Up to one-third of our HCV population had a comorbidity that could potentially make them ineligible for antiviral HCV treatment. This indicates that a high proportion of the HCV population could potentially receive effective treatment if their comorbid conditions could be managed. A recent review has reported that the benefits of treatment can potentially reach a wider HCV population by including targeted groups such as active drug users and persons those with psychiatric illnesses [25]. These patients were able to complete antiviral therapy, achieve a sustained virological response, and did not develop adverse events that would require discontinuation of treatment. However, it was recommended that individualized management of these patients could be integrated within addiction and treatment services [26]. These studies suggest that some comorbidities can be effectively managed, increasing access to HCV treatment with successful outcomes.
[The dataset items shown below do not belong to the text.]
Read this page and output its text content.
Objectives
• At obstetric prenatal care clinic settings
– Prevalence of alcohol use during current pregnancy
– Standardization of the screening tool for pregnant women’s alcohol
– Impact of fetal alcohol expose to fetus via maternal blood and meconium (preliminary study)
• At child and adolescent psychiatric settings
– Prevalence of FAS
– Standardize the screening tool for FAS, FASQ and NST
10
Our findings confirm previous studies as we consistently observed the known comorbidities associated with HCV antiviral treatment and disease among our top ranked list, highlighting that our systematic evaluation supports how common these conditions are among the HCV infected population. However, three conditions, benign neoplasms, genitourinary symptoms, and viral infections, were identified in our ranked list and have not been previously reported to be associated with treatment or disease progression. The prevalence of benign neoplasms were mainly of the large bowel and skin (trunk and unspecified sites), which could possibly be explained by metastasis to these sites among HCV patients with HCC but its pathophysiology is unclear and warrants further study [27,15]. In our study, the prevalence of HCC was low, but we cannot exclude the possibility that this may be an underestimation if patients were diagnosed prior to the study period. HCV patients with genitourinary symptoms were mainly of hematuria and proteinuria [28] which could be clinical manifestations of glomerular kidney disease that is known to be associated with cryoglobulinemia and membranoproliferative glomerulonephritis [29]. For the unexpected finding of viral infections, the significance is difficult to interpret given the lack of specificity as almost half the cases were coded as non-specific viral infections.
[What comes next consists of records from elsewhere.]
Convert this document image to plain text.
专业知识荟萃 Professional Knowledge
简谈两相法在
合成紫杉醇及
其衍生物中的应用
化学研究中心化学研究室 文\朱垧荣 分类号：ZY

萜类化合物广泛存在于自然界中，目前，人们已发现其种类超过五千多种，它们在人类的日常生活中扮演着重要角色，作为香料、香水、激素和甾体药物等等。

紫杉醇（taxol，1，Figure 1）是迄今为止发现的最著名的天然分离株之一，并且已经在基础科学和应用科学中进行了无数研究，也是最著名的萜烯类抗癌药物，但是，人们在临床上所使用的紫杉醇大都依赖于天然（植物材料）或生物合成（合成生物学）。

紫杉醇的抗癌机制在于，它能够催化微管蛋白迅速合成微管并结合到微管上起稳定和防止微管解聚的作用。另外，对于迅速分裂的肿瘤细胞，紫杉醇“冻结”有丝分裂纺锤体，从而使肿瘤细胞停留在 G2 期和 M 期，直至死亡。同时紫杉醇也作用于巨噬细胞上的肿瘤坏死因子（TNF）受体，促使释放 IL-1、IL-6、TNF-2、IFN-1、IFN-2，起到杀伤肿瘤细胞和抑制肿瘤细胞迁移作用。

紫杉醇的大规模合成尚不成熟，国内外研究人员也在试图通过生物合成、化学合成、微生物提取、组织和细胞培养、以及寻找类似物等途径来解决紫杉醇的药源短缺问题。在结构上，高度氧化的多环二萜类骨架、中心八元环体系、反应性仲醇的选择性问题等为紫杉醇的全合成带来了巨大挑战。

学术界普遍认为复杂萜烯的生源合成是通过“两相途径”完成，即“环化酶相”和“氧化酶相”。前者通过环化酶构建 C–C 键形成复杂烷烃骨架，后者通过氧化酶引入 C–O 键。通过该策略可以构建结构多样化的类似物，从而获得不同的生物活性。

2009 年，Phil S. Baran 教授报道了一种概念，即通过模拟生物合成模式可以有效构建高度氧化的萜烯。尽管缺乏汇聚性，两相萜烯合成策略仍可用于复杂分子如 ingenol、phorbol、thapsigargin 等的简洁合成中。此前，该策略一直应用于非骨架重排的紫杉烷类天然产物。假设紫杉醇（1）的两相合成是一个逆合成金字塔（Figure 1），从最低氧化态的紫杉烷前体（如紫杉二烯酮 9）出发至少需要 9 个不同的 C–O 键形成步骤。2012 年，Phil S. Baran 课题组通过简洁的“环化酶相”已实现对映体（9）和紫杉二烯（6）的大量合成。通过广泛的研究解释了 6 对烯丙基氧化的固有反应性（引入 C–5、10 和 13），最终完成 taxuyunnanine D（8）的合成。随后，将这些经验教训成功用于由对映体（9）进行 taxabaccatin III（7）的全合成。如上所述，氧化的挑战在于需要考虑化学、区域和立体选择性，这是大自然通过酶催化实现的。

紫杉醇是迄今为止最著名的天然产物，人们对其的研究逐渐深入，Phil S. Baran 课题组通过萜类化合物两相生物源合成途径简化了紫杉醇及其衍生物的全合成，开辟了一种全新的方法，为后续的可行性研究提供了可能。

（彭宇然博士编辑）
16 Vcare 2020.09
Our HCV infected population was more likely to report comorbidities than the uninfected controls. This may be explained in part by the higher-risk or unhealthy behavior (e.g., alcohol and drug users) of those infected with HCV, making them more vulnerable to acquire new morbidities than the uninfected population. Indeed, prevalence of alcohol use and drug-use were much higher among the HCV infected compared to the uninfected population (alcohol; 7% vs. < 1%; drug use 15% vs. 3%, respectively). In addition, HCV-infected patients with health insurance may have closer follow-up care and higher rates of screening for other diseases than the uninfected, hence increasing the reporting of conditions. HCV-infected patients may also have more comorbidities because of the illness itself, which may place them at higher risk for other conditions. However, we identified disorders of lipid metabolism to be significantly lower among the HCV population compared to the uninfected population. This finding is not clearly understood since HCV infection is associated with enhanced lipogenesis that may lead to the pathological development of steatosis and metabolic syndromes such as insulin resistance, obesity, and HCC [18].